AI for Synthetic Biology: IWBDA’18
Living as we do in the age of artificial intelligence it came as no small surprise that AI formed a common thread throughout much of the International Workshop on Bio-Design Automation, which this year celebrated its 10th anniversary in Berkeley, CA. However, while the potential for AI technologies grows daily, applications of AI within synthetic biology have lagged behind.
Héctor García Martín’s insightful keynote placed the blame for this deficit firmly on the difficulty of generating good quality data in sufficient quantities for machine learning. In his own work, he uses AI to improve predictions for increasing yields in biofuel production, and relies increasingly on automation to increase data generation and to capture valuable metadata associated with each run.
This year the IWBDA opened with a workshop demonstrating the latest features of the Synthetic Biology Open Language (SBOL) standard, which saw a great increase in functionality last year with the release of version 2.2. SBOL is a file format for the modular design and description of genetic systems, which is primarily designed as an export and interchange format for BioCAD tools.
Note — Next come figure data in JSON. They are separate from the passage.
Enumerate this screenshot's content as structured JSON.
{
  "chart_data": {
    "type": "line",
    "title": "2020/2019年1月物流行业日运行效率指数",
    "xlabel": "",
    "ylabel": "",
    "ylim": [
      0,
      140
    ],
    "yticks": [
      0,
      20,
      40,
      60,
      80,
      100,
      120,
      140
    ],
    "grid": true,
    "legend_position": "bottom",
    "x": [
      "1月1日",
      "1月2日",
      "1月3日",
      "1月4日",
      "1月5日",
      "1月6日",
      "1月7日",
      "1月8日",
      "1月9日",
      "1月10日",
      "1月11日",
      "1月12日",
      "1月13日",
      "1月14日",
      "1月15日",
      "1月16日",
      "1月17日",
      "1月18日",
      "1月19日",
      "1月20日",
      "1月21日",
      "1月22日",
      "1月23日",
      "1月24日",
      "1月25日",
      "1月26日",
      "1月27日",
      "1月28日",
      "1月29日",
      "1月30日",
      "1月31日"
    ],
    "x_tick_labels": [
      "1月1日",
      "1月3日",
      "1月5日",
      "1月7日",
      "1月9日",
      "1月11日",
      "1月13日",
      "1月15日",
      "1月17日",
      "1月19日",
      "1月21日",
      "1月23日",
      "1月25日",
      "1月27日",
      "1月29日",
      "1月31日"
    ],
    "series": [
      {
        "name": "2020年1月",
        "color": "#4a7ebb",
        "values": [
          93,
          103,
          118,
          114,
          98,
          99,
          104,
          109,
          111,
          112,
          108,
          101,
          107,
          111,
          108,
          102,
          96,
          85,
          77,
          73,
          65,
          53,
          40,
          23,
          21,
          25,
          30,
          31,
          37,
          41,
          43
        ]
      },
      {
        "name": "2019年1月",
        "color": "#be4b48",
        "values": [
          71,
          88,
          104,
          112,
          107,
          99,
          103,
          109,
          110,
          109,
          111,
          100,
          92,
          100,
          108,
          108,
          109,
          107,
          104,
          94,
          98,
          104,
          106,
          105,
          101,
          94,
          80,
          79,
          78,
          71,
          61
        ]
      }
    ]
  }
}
It is thus, highly complementary to the capabilities of our own open source language for biology, Antha, which integrates inputs from a variety of in-silico BioCAD packages, before enabling the in-vitro execution of them physically in the user’s own laboratory. Nicholas Roehner presented a poster demonstrating how SBOL can be leveraged to represent combinatorial designs, with new support for templating, while Bryan Bartley presented a case study of how the Standard European Vector Architecture (SEVA) database was converted into an SBOL compliant database using SynBioHub. Bryan also presented the vision for the future of SBOL, demonstrating the new features of version 2.2 which supports tracking of the engineering lifecycle through generic Activities.
Attendees I spoke to seemed largely divided on the progress of SBOL, with some seeing the development of a common format as highly important if not essential for the maturation of the field as a whole, while others feared it would act as a technical barrier to publication. Key contributor and member of the SBOL steering committee Jake Beal addressed these concerns straight on, highlighting that SBOL and its associated libraries are not intended to be used directly by scientists, but as a common file format for platforms and tools to communicate.
It seemed to me that there is some considerable merit in this view. The ecosystem of tools for synthetic biology continues to grow, driven by the desire for high quality, well-annotated data, users are likely to expect to move their data seamlessly from tool to tool. While scientists are often put off SBOL due to its perceived complexity, it may yet help bridge the gap between different platforms.